Nevenoe entre dans Roazhon (Rennes) à la tête de ses troupes en 843
À Mezeg (Messac), en 843, les Bretons, infligent un nouveau revers à Charles le Chauve et l’empêchent d’avancer en Bretagne. En juin 844, pendant que Charles le Chauve assiège Toulouse, Nevenoe lance un raid dévastateur dans le Maine. Cette opération affaiblit les arrières francs et montre la capacité des Bretons à projeter leur force au-delà de la Bretagne. Au synode de Yutz (octobre 844), présidé par Drogon de Metz (oncle de Charles), les évêques francs somment Nevenoe de se soumettre sous peine de conséquences militaires. Les Bretons rejettent l’injonction de l’envahisseur.

Humilié par Nevenoe, Charles le Chauve doit fuir de nuire après sa défaite à Ballon
Le 22 novembre 845, près de Ballon (Bains-sur-Oust, au nord de Redon, de l’autre côté de la Vilaine), Charles le Chauve entre en Bretagne pour tenter d’occuper le pays. Nevenoe choisit le champ de bataille (terrain marécageux et boisé). Les Bretons, plus mobiles et connaissant parfaitement le terrain, infligent une défaite humiliante aux Francs, forçant Charles à s’enfuir de nuit. Cette victoire force les Francs à négocier la paix. Elle marque le début de la reconnaissance de l’autorité élargie de Nominoë sur le royaume de Bretagne. Le traité de paix signé en 846 à Angers force les Francs à abandonner leurs prétentions sur les territoires de Rennes, Nantes et Retz.

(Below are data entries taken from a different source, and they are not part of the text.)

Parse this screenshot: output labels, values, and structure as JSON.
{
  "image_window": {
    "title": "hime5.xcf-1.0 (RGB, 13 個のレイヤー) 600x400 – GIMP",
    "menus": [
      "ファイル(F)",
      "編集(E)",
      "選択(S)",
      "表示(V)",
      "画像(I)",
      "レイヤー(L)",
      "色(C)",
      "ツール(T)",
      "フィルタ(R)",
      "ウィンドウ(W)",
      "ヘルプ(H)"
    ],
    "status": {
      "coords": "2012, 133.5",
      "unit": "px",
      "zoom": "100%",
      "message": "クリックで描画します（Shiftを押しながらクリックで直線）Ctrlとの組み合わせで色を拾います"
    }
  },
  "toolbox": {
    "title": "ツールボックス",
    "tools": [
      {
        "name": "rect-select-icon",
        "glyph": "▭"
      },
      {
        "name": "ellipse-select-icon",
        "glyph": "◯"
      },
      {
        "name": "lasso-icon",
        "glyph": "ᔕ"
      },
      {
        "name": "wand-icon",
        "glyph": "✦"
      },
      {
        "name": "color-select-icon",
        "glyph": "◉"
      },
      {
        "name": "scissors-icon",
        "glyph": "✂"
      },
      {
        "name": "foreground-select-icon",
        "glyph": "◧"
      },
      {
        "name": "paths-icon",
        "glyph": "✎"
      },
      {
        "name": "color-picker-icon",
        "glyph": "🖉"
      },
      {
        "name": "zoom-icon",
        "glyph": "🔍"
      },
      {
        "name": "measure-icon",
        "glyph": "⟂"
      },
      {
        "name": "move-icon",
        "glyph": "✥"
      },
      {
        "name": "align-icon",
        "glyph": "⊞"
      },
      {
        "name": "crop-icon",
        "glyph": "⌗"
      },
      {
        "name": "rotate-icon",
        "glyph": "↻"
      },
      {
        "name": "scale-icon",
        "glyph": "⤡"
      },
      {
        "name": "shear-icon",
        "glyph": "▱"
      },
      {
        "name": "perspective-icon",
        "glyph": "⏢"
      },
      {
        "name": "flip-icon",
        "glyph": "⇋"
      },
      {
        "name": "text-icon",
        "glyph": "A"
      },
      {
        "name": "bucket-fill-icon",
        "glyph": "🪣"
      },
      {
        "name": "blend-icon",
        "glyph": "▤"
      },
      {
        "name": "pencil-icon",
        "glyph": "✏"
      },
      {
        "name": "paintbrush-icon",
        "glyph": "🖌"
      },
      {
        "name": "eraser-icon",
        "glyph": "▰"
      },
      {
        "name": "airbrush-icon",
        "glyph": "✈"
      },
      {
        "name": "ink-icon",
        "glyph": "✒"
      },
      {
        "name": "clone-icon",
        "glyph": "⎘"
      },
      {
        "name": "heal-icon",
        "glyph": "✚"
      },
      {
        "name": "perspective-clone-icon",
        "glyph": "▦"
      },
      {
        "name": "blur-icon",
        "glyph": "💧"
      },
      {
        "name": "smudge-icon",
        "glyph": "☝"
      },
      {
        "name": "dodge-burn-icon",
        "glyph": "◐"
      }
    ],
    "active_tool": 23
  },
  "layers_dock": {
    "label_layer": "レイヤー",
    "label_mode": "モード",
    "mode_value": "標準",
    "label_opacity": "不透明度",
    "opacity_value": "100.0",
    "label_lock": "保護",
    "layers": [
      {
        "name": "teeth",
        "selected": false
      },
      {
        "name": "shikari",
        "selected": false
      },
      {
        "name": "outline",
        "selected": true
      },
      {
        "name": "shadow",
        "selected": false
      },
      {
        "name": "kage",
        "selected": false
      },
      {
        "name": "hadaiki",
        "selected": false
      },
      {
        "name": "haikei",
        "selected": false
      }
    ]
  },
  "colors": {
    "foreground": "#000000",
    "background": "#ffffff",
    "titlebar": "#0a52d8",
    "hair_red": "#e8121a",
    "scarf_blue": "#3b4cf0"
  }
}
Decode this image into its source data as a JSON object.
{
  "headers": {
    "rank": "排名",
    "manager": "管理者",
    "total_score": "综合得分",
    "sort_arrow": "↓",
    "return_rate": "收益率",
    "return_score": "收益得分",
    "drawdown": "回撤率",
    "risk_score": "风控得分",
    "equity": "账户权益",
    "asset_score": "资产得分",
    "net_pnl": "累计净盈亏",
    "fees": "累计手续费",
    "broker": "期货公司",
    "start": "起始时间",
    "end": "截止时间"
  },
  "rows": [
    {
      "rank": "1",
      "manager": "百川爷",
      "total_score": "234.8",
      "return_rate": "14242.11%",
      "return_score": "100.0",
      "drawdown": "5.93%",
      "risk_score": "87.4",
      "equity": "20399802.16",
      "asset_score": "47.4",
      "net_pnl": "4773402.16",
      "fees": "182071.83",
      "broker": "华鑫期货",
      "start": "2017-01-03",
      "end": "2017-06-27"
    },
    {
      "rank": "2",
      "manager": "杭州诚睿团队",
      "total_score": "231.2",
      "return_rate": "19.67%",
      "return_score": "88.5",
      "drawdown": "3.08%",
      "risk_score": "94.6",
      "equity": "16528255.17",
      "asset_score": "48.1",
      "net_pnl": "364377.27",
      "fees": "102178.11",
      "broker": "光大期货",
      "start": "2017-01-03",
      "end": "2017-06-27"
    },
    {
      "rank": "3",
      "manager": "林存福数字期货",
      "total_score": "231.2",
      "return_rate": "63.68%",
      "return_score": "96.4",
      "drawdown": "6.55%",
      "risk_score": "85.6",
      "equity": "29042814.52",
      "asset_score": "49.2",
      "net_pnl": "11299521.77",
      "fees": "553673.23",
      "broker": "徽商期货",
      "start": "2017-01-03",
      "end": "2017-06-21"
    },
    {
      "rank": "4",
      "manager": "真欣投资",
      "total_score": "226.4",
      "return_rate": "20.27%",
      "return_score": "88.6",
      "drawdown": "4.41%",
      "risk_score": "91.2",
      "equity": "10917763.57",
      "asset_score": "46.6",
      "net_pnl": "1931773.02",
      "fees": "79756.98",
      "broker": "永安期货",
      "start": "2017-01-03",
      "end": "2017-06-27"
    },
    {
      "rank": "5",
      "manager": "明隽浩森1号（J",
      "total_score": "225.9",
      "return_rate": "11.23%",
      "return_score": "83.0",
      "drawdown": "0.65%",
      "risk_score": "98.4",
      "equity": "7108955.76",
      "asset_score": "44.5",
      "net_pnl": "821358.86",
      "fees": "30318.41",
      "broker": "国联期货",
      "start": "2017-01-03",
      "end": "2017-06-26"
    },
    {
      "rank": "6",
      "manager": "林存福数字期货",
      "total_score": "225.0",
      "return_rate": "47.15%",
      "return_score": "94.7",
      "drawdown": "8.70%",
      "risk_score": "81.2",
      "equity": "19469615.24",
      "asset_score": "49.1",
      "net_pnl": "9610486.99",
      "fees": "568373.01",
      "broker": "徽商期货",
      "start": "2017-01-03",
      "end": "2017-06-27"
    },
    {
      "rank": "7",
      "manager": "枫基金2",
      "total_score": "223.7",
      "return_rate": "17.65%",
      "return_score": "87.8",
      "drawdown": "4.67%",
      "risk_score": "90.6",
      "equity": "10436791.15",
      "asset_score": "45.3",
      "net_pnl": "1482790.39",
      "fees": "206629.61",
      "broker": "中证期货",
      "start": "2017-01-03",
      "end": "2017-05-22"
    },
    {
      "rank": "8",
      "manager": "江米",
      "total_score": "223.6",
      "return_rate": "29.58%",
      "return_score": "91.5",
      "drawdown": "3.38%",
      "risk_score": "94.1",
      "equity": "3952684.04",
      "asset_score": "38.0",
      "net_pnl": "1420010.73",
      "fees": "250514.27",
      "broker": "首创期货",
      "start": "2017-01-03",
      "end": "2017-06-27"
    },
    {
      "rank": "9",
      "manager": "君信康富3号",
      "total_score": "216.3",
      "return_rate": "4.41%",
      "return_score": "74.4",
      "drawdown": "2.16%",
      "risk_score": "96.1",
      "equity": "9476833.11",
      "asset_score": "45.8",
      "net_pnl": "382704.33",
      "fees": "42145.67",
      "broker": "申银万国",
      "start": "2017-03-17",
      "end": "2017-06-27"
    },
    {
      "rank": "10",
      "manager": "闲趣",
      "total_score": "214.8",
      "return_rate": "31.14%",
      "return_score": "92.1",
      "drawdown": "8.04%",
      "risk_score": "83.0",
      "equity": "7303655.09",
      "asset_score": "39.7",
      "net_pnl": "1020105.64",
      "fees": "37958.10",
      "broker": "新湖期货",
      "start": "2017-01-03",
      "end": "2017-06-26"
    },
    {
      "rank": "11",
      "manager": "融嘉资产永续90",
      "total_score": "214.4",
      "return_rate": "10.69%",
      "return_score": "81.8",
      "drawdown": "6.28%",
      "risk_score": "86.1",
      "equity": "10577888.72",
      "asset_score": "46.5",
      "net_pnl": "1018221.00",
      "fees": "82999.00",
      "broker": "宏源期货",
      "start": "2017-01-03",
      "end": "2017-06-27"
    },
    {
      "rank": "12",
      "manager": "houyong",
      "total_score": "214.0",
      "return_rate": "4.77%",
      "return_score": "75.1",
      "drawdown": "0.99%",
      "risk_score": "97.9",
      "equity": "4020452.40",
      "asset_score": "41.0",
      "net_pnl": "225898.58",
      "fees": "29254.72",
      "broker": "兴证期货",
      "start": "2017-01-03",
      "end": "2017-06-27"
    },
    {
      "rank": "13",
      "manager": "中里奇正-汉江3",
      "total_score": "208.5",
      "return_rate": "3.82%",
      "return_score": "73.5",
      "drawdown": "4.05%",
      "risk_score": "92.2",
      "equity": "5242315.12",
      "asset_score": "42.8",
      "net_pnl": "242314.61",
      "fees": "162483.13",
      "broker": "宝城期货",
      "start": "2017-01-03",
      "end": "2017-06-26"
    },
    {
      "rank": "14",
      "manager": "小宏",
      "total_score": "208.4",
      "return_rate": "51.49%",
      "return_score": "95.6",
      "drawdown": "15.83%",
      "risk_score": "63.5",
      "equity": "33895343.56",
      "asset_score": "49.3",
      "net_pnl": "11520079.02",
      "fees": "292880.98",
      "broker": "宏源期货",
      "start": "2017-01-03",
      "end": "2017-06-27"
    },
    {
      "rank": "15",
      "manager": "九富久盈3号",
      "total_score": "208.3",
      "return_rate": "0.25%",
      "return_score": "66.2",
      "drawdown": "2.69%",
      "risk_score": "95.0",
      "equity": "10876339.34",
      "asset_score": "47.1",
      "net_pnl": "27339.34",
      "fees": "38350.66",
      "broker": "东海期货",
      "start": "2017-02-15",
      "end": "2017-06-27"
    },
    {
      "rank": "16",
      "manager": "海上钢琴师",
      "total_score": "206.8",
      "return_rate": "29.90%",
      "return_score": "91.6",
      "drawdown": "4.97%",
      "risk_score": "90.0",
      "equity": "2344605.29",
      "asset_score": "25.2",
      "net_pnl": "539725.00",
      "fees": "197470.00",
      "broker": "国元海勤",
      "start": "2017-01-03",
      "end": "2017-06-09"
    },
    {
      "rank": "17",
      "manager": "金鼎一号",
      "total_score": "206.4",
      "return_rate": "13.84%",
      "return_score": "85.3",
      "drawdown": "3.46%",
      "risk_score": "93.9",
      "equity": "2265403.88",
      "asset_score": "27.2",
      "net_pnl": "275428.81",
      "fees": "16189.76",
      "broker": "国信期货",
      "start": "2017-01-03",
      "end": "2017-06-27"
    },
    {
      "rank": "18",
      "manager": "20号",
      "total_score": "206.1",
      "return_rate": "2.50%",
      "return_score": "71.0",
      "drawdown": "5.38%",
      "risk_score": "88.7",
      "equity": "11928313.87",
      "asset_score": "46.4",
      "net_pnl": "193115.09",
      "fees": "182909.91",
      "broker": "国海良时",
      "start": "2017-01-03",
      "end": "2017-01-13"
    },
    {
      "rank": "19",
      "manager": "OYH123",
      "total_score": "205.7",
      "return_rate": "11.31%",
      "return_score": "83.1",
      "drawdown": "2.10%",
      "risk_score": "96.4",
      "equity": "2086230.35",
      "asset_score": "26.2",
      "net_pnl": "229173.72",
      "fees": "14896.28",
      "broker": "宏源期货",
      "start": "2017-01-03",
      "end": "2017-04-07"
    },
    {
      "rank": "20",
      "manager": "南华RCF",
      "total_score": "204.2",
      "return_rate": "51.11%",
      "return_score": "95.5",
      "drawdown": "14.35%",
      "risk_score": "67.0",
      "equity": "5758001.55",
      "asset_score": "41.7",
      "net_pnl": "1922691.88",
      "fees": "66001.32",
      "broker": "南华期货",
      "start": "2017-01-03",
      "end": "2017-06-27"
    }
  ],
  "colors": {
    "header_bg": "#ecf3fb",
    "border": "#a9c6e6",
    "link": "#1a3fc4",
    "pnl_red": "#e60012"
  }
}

L’unification des royaumes bretons
Nevenoe place sous sa seule autorité les trois royaumes bretons et les territoires celtes libérés du joug germanique. En 849, il convoque un synode à Redon ou aux alentours, dépose les évêques achetés par les Francs (notamment ceux de Dol, Saint-Brieuc, Tréguier, Quimper et Vannes) et les remplace par des prélats bretons. Ce geste affirme l’indépendance ecclésiastique de la nation bretonne et renforce l’unité spirituelle du pays, posant les bases de l’archevêché de Dol revendiqué plus tard par ses successeurs.

Nevenoe règne sur une Bretagne unifiée
Les chartes du Cartulaire de Redon le montrent exerçant souverainement la justice, confirmant des donations et gouvernant en monarque. Son action militaire et diplomatique repousse durablement la frontière orientale de la Bretagne. Il meurt le 7 mars 851 près de Vendôme, lors d’une nouvelle campagne contre les Francs. Son fils Érispoë lui succède immédiatement. Ce dernier remporte la bataille de Jengland-Beslé (851) contre les Francs et confirme par le traité d’Angers (851) l’absence de légitimité aux prétentions franques sur le royaume de Bretagne. L’œuvre unificatrice de Nominoë est ainsi consolidée.